Asked about the role connectivity plays in his mission, he says, "As someone who has quit his job to Periscope full-time, this is now what I do. And I take it very seriously."
That includes making sure he’s using the right equipment.
"I've invested thousands of dollars in microphones, lenses, cases and all sorts of things to make sure that the Periscope experience is smooth, and that the production is as high-quality as possible," he explains. "Part of that is a Verizon phone plan to make sure that the connection is strong throughout the experience."
Not being adequately prepared can spell disaster, he adds.

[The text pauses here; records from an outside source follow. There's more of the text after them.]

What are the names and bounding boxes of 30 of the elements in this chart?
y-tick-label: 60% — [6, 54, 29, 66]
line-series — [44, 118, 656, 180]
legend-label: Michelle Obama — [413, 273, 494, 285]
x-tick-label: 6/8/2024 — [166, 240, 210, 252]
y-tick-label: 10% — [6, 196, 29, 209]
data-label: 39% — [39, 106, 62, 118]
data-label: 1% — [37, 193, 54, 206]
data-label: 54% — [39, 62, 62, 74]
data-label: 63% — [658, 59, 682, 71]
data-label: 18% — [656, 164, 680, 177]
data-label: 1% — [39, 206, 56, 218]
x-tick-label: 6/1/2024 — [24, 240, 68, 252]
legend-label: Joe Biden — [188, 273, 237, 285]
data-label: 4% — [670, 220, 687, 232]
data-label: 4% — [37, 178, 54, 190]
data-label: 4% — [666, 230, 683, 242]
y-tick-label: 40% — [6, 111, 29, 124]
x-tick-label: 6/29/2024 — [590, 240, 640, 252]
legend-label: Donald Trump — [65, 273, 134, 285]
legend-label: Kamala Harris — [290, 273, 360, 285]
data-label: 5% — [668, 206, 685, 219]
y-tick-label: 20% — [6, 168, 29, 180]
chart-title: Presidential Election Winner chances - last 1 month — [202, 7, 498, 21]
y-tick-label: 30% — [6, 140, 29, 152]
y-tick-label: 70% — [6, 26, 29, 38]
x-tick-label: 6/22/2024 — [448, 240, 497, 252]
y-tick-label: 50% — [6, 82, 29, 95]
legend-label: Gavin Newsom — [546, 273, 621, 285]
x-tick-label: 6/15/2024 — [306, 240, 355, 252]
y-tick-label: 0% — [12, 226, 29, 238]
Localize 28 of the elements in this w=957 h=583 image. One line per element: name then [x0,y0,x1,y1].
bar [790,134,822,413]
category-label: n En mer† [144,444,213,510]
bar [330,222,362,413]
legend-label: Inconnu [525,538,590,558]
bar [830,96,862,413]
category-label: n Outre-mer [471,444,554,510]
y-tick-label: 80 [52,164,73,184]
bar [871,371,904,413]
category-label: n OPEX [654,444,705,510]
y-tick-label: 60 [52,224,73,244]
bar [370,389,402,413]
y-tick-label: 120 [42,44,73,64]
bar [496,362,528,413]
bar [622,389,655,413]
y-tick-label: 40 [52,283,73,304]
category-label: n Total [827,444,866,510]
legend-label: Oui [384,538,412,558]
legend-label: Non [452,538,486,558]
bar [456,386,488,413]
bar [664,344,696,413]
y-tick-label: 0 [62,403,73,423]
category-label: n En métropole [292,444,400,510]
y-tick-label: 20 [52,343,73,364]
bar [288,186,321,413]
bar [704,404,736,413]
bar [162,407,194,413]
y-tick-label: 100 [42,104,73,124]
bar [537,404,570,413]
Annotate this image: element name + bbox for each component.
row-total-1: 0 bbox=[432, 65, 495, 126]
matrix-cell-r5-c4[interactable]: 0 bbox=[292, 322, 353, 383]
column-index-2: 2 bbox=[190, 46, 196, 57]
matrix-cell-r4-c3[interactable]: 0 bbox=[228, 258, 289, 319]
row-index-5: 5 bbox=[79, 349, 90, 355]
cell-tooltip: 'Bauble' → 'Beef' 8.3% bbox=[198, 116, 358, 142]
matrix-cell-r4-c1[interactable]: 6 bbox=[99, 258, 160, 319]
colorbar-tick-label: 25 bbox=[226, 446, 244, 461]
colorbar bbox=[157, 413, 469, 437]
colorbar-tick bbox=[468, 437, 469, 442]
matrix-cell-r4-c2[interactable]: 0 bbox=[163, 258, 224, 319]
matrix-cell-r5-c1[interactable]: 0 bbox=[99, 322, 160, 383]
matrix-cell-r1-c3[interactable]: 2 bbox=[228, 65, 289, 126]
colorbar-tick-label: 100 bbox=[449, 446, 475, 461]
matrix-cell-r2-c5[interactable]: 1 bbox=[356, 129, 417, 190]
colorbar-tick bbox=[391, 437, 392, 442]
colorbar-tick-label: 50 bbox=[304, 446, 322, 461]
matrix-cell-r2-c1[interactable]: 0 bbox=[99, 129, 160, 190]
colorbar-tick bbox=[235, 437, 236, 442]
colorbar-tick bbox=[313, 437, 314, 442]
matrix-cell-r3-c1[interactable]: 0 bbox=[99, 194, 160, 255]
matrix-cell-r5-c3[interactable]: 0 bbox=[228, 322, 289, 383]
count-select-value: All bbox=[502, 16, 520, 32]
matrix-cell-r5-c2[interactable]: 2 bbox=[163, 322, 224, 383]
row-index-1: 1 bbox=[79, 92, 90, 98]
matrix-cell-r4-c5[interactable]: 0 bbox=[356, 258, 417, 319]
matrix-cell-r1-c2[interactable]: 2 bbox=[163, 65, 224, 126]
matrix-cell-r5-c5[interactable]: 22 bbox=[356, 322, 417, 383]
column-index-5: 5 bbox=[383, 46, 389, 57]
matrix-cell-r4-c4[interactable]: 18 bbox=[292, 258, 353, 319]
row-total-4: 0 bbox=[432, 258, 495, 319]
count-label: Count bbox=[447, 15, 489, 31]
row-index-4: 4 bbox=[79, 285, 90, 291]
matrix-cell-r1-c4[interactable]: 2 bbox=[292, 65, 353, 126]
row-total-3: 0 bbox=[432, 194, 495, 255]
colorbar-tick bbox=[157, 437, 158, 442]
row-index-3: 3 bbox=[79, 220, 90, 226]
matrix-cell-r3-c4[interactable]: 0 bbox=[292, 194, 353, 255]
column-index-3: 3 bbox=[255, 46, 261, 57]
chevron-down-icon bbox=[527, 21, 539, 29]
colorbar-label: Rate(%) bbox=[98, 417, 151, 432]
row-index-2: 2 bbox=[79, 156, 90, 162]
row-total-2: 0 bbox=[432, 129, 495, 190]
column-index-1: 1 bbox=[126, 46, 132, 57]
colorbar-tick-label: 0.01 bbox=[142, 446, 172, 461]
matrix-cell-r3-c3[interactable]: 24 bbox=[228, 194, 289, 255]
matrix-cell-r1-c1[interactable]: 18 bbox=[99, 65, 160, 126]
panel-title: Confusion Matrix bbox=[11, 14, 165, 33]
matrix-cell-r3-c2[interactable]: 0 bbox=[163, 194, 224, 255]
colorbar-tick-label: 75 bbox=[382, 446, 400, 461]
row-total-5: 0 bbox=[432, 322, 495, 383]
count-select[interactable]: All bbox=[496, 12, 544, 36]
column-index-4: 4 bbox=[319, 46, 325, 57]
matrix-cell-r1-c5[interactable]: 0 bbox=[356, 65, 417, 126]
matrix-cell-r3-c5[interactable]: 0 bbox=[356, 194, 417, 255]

“It’s like if you’re a professional singer and you’re on stage in front of a thousand people and your microphone cuts out … it’s a terrible experience for the audience,” he says.
The magic continues
Jacques has come a long way from the days of performing at birthday parties as a kid. He now has 100,000 followers and broadcasts to millions of people from his phone. He hosts a weekly Periscope variety show called #ScopeStars that introduces his audience to other great talents to follow.
And in the summer of 2015, an email came from The Ellen DeGeneres Show.
“That was a pretty cool moment … I didn’t really see it coming,” says Jacques, who is producing a 10-episode series for Ellen called #MagicMoments.
One segment featured Marni Rothman, who, with a full-time job and a baby on the way, was diagnosed with multiple sclerosis. In 2010, she founded MSquared: Music Against Multiple Sclerosis to raise money and awareness for the disease.
"We know you don't get a lot of time for yourself," Jacques told Rothman during the segment. "And with a baby on the way, we're sending you to the Waldorf Astoria for a very special prenatal massage."
But Jacques continues to perform and broadcast his bread and butter: street magic. It's something he's still passionate about.
"To me, it's fun-it's a challenge: Can you go up to a total stranger and turn them into a friend? Or turn them into someone who's excited, smiling and laughing?"
"I went back to when I was 6, and why I got into magic. And the reason is not because … you think you're going to be rich because of it; you don't think about fame. It was the audience reaction. And just the ability to make people smile and make people laugh."
“And that became my motto: I ’scope to make you smile.”